We just recently released a couple of notice of proposed rulemakings on driver training, and we are really interested in hearing from the industry and drivers on ways that they think that might help. But at the same time, we don’t want to overburden people. Again, this is that fine line that we constantly walk.
(For example), do we require so much training that nobody can become a truck driver when we’re hearing there’s already somewhat of a driver shortage? So we have to be cautious there. But there are a number of initiatives that we are taking on right now, which is to make sure that we don’t have bad drivers out there. Everything from tightening the commercial driver’s license protocols ... and we have worked closely with AAMVA to reduce the incidents of fraud, people who are selling CDLs, because we don’t want bad drivers out there.
We recently enacted a rule that requires that we now see a driver’s full driving record, not just when they are operating a commercial truck, but we also see when they are operating in their private passenger vehicle, then that will determine whether they keep their CDL. Then we have some initiatives that are under way to kind of shore up the medical qualifications of drivers, because that has been an area of huge concern, and Congress has told us repeatedly they want us to look at that.
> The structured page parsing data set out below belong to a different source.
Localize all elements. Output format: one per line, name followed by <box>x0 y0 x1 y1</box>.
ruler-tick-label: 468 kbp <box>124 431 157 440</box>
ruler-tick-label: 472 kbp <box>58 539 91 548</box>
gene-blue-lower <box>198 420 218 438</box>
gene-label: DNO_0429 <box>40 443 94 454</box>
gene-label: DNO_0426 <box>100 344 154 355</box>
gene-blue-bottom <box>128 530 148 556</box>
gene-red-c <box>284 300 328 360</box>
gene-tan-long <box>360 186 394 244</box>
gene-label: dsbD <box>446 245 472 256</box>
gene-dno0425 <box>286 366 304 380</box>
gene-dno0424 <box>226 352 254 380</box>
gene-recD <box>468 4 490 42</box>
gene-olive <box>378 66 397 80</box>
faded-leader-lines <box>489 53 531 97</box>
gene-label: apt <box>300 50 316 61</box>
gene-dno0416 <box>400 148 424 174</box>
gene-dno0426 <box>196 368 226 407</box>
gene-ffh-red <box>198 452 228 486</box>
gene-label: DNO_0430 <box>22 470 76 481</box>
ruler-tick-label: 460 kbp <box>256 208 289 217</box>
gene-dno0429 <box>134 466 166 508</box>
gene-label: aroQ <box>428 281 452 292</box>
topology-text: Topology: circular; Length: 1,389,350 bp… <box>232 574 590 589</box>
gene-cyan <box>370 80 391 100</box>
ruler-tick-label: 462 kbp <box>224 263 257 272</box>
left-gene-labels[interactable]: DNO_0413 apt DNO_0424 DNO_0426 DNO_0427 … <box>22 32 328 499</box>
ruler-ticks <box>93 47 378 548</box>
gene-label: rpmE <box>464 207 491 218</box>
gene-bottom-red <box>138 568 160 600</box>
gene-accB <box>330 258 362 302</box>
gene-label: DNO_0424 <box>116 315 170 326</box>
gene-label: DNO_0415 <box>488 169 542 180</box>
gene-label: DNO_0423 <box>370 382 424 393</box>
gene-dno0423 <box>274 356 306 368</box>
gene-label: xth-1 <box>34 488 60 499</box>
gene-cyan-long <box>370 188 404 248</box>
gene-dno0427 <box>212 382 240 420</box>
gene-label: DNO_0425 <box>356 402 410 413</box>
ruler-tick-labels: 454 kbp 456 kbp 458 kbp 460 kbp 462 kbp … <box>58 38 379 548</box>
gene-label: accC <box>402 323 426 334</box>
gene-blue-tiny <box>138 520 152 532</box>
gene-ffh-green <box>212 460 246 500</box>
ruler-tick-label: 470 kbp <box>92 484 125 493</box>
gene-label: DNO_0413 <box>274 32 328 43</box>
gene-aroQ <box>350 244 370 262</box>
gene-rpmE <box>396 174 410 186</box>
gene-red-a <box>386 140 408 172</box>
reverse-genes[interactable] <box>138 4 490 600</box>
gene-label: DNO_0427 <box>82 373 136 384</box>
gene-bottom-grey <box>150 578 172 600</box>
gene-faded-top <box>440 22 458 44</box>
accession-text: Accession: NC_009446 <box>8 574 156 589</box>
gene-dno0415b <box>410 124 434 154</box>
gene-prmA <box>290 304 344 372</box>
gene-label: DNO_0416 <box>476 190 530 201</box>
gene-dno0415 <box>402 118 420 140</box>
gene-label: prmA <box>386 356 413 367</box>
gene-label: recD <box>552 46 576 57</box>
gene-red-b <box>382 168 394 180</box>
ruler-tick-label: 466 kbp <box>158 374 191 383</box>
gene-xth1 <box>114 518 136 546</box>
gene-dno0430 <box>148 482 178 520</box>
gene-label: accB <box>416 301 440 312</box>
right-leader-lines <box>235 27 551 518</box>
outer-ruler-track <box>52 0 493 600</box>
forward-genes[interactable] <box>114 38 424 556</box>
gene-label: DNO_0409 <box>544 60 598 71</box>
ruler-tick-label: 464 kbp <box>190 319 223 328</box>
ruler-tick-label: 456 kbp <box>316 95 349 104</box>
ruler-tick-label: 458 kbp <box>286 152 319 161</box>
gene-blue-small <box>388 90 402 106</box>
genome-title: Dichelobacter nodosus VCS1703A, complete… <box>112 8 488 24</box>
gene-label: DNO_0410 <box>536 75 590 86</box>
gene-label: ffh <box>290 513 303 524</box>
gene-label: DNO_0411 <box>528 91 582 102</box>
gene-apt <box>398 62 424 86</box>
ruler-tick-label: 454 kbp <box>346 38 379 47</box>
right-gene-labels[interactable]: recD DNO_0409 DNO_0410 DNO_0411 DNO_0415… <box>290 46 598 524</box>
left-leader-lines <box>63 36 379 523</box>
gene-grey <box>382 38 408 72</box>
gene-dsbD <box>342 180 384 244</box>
So we are going to be looking at that area because if you get good drivers in at the front end, you make sure that they are qualified, make sure they are medically certified, that will help reduce a lot of the problems and the perception that there are bad drivers out there.
LL: OOIDA recently called on drivers to participate in June Safety Month, where the association’s leadership urged all the drivers to log it as they do it. But yet, there was still pressure by others to “get the load delivered on time, no matter what.” Your reaction?
Sandberg: You know, one, we do need to do more education and we also need to explain to carriers who are forcing these drivers to do this that we do have the ability to reach out. When they force a driver to drive in excess hours and let’s say they get caught, then that shows up in the inspection report and that inspection report feeds into our SafeStat system, and then that particular carrier is flagged for compliance review. The more frequently they pop up, out of service violations, or any kind of wrongful violation, that is going to change their rating, so that is one thing.
Then they need to worry about us coming in there and going through all their books and looking at everything. The other is that we have proposed in Safe Key, the legislation that is before Congress right now in the president’s bill, some increased penalties for carriers that actually compel a driver to violate an out-of-service order, for one. There are now going to be criminal penalties that attach and, also, there is another piece that is kind of a bigger reach, which is that if we see a pattern, a consistent pattern from management on safety violations, then we have the ability to go in and have larger fines and actual criminal penalties on that management.
We know that management drives a lot of things, and that if they are pushing a driver, they have pushed him real hard and are saying, “hey, we are going to look the other way,” in the end that doesn’t do any of us any good. We want to make sure that trucks are moving safely, that they are moving efficiently, but everybody has to participate in making sure that happens.